Shortly before I left on my cross country trip, while browsing in the Barnes & Noble bookstore in the Grove, I chanced upon a book which seemed particularly relevant to the current debate on gay marriage, Elizabeth Gilbert’s, Committed: A Skeptic Makes Peace with Marriage. The title itself sounds like a reference the gay movement’s sudden embracing of an idea which many activists, until quite recently, so passionately rejected.
Reading the dustjacket and learning how this bestselling author was “forced” to marry her Brazilian sweetheart so they could live together in the United States, I wondered if any gay marriage advocates had done what she had done, studied the institution of marriage to better understand it meaning:
Having been effectively “sentenced to wed”, Gilbert decided to tackle her fears of matrimony by becoming a student of the institution, trying once and for all to understand what this befuddling, vexing, and contradictory, yet stubbornly enduring habit of human marriage actually is.
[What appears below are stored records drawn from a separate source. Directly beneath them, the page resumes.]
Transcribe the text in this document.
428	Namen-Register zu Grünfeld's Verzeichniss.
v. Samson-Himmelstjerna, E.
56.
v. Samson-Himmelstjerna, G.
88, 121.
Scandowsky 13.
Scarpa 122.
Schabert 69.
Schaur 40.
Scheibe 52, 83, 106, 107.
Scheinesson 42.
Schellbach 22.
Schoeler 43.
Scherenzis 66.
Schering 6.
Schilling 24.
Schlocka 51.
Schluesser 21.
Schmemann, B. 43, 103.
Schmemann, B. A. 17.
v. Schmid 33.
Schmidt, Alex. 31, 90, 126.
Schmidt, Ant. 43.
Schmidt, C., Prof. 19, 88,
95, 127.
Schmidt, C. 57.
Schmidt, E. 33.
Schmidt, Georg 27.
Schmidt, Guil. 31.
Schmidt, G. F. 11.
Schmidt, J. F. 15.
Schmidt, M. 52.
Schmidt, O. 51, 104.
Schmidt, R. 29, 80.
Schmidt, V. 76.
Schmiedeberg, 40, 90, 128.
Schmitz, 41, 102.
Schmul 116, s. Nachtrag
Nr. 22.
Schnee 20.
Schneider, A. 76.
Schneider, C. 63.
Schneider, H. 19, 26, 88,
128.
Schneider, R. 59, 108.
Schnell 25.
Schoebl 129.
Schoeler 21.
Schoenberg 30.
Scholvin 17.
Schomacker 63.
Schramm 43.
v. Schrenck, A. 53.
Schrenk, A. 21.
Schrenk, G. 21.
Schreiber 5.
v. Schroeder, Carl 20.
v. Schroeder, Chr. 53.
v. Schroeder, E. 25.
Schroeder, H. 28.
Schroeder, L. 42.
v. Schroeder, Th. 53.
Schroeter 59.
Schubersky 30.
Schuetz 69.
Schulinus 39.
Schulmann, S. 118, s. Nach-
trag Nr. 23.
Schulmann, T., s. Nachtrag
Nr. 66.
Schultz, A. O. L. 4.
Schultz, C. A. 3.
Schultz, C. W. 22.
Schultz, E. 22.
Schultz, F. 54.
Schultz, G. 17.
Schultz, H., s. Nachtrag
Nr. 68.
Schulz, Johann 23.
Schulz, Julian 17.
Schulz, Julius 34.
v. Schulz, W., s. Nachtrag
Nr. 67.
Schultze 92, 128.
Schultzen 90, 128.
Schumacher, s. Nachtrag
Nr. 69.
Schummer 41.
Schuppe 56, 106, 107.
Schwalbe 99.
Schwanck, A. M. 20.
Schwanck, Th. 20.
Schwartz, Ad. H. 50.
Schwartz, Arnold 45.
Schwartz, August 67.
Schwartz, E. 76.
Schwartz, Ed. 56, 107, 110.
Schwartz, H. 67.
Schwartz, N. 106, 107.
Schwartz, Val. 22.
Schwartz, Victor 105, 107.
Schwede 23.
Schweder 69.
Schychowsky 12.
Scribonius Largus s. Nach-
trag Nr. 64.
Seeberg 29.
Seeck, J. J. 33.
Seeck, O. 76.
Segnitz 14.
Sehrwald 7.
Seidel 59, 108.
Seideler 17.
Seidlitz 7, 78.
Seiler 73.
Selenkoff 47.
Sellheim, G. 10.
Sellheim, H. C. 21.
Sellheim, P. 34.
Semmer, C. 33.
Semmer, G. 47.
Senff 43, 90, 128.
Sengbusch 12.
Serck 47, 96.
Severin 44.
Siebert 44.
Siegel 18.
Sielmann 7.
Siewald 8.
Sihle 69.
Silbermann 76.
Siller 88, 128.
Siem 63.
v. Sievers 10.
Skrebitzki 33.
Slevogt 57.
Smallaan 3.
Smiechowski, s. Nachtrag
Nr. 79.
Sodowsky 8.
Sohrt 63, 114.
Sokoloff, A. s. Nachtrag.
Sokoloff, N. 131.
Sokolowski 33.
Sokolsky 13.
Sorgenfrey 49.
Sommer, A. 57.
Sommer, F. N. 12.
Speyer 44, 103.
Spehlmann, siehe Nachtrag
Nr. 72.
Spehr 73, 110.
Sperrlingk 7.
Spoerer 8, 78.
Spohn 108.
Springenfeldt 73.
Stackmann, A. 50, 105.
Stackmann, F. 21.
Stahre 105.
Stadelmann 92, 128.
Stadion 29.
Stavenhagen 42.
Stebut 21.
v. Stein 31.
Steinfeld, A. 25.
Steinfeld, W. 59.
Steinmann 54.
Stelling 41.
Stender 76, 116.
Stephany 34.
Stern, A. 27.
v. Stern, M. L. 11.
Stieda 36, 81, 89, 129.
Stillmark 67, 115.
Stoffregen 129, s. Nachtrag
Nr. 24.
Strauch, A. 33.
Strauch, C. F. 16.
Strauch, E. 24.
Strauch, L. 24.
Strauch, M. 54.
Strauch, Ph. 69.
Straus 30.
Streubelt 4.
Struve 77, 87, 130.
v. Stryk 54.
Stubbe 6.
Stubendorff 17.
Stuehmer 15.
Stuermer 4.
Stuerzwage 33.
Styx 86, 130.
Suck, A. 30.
Over the next ten months, as she and Felipe wandered haphazardly across Southeast Asia, waiting for the U.S. government to permit them to return to America and get married, the only thing she talked about, read about, or thought about was this perplexing subject.
Committed tells the story of one woman’s efforts through contemplation, historical study and extensive conversation with every soul she encountered along the way — to make peace with marriage before she entered its estate once more. Told with Gilbert’s trademark wit, intelligence and compassion, the book attempts to “turn on all the lights” when it comes to matrimony, frankly examining questions of compatibility, infatuation, fidelity, autonomy, family tradition, economic realities, social expectations, divorce risks and humbling responsibilities. Myths are debunked; fears are unthreaded; historical perspective is sought; and romantic fantasies are ultimately exchanged for vital emotional compromises.
I bought the book. This morning, as a respite from dissertation research (and also an opportunity to think about the issues of sex difference I consider in my work), I started reading it. She does write well. I read the first 30 pages in a matter of minutes.
As I read and reviewed the dustjacket which had initially drawn me to the book, I was reminded (yet again) of the failure of gay marriage advocates to consider the meaning of the institution they ostensibly support.
I might take them more seriously if they engaged in the kind of effort Gilbert has and wonder if any of them have considered why her book is particularly relevant to the current debate.